Editor at Large Politics U.S. vs. U.K.

What’s in a Name? A Jail Sentence, in Germany

Via Language Log:

American Ian Thomas Baldwin, PhD., is a researcher at one of the German Max Planck Institutes, a prestigious network of institutions which carry out cutting-edge research for the public good. Baldwin has been using his “Dr.” title with pride for two decades.

Now he’s facing criminal charges. The Washington Post explains:

Under a little-known Nazi-era law, only people who earn PhDs or medical degrees in Germany are allowed to use “Dr.” as a courtesy title.

The law was modified in 2001 to extend the privilege to degree-holders from any country in the European Union. But docs from the United States and anywhere else outside Europe are still forbidden to use the honorific. Violators can face a year behind bars.

The Post reports that at least seven U.S. citizens, some of whom, like Baldwin, had been using their hard-earned titles for decades, were outed to the German authorities by an anonymous informant.

Germany is title-crazy; anyone who lives and works here can see that soon enough. I recall writing letters to Frau Prof. Dr. So-and-so or Herr Dr. Dr. Something-or-other.

But there is a method behind the madness: only in Germany, for example, does one write a separate dissertation, after the PhD., to qualify for a professorship. And even then, there is debate over whether one can still claim to be a Professor after retirement.

Germany has more restrictive speech laws generally than the United States; the criminalization of Holocaust denial is probably the most well known, but there are stipulations for Internet content as well that apply to this very blog.

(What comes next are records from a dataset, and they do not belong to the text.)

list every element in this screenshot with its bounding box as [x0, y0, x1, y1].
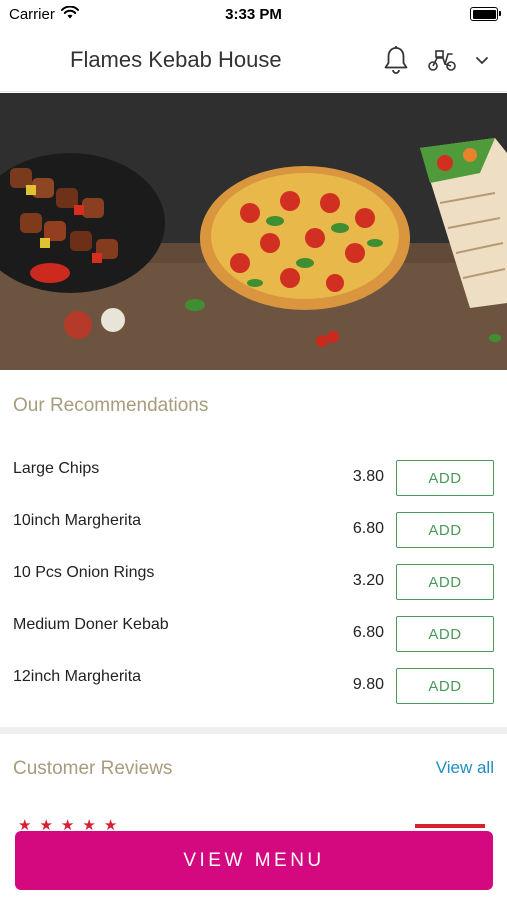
hero-banner — [0, 93, 507, 370]
item-price: 6.80 — [352, 520, 384, 537]
item-price: 9.80 — [352, 676, 384, 693]
list-item: 10 Pcs Onion Rings 3.20 ADD — [0, 564, 507, 604]
add-button[interactable]: ADD — [396, 668, 494, 704]
wifi-icon — [60, 5, 79, 23]
reviews-title: Customer Reviews — [13, 758, 173, 779]
item-price: 3.20 — [352, 572, 384, 589]
list-item: 10inch Margherita 6.80 ADD — [0, 512, 507, 552]
status-left: Carrier — [9, 5, 79, 23]
recommendations-section: Our Recommendations Large Chips 3.80 ADD… — [0, 370, 507, 727]
item-name: 10inch Margherita — [13, 512, 142, 529]
header-bar: Flames Kebab House — [0, 28, 507, 92]
list-item: 12inch Margherita 9.80 ADD — [0, 668, 507, 708]
add-button[interactable]: ADD — [396, 512, 494, 548]
item-name: Large Chips — [13, 460, 100, 477]
recommendations-title: Our Recommendations — [13, 395, 209, 416]
review-source-logo — [415, 818, 485, 828]
item-name: Medium Doner Kebab — [13, 616, 169, 633]
battery-icon — [470, 7, 501, 21]
list-item: Large Chips 3.80 ADD — [0, 460, 507, 500]
section-divider — [0, 727, 507, 734]
view-all-link[interactable]: View all — [436, 758, 494, 778]
menu-icon[interactable] — [22, 50, 48, 70]
item-name: 12inch Margherita — [13, 668, 142, 685]
add-button[interactable]: ADD — [396, 616, 494, 652]
header-actions — [383, 45, 489, 75]
item-name: 10 Pcs Onion Rings — [13, 564, 155, 581]
add-button[interactable]: ADD — [396, 460, 494, 496]
scooter-icon[interactable] — [427, 48, 457, 72]
status-bar: Carrier 3:33 PM — [0, 0, 507, 28]
bell-icon[interactable] — [383, 45, 409, 75]
chevron-down-icon[interactable] — [475, 55, 489, 65]
add-button[interactable]: ADD — [396, 564, 494, 600]
food-banner-image — [0, 93, 507, 370]
list-item: Medium Doner Kebab 6.80 ADD — [0, 616, 507, 656]
page-title: Flames Kebab House — [70, 46, 282, 72]
carrier-label: Carrier — [9, 5, 55, 23]
view-menu-button[interactable]: VIEW MENU — [15, 831, 493, 890]
item-price: 6.80 — [352, 624, 384, 641]
item-price: 3.80 — [352, 468, 384, 485]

2 replies on “What’s in a Name? A Jail Sentence, in Germany”

Despite being mostly German, I may never understand Germany….

So I suppose this means if I take my J.D. to Germany I should keep it under wraps…

Well, to Germany’s credit they’re trying to fix the situation. But it’s my understanding that even the remedies will apply only to PhDs from the U.S., which still leaves Canadians, Japanese, and even Croatians out in the cold. If you check the Language Log link at the top there’s an update to the original post there about this issue.